Guaranty Bancshares's upcoming dividend is US$0.20 a share, following on from the last 12 months, when the company distributed a total of US$0.80 per share to shareholders. Looking at the last 12 months of distributions, Guaranty Bancshares has a trailing yield of approximately 2.6% on its current stock price of $30.56. Dividends are a major contributor to investment returns for long term holders, but only if the dividend continues to be paid. So we need to investigate whether Guaranty Bancshares can afford its dividend, and if the dividend could grow.
Check out our latest analysis for Guaranty Bancshares
If a company pays out more in dividends than it earned, then the dividend might become unsustainable - hardly an ideal situation. That's why it's good to see Guaranty Bancshares paying out a modest 34% of its earnings.
When a company paid out less in dividends than it earned in profit, this generally suggests its dividend is affordable. The lower the % of its profit that it pays out, the greater the margin of safety for the dividend if the business enters a downturn.
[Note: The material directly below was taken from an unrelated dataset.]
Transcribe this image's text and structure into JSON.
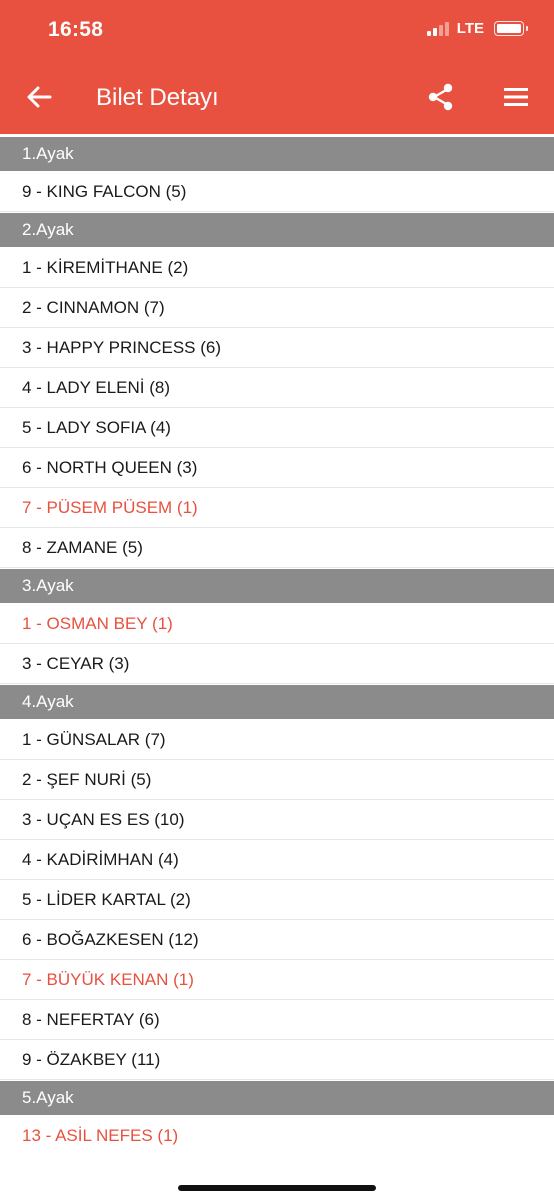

Click here to see the company's payout ratio, plus analyst estimates of its future dividends.
Have Earnings And Dividends Been Growing?
Companies with consistently growing earnings per share generally make the best dividend stocks, as they usually find it easier to grow dividends per share. Investors love dividends, so if earnings fall and the dividend is reduced, expect a stock to be sold off heavily at the same time. Fortunately for readers, Guaranty Bancshares's earnings per share have been growing at 14% a year for the past five years.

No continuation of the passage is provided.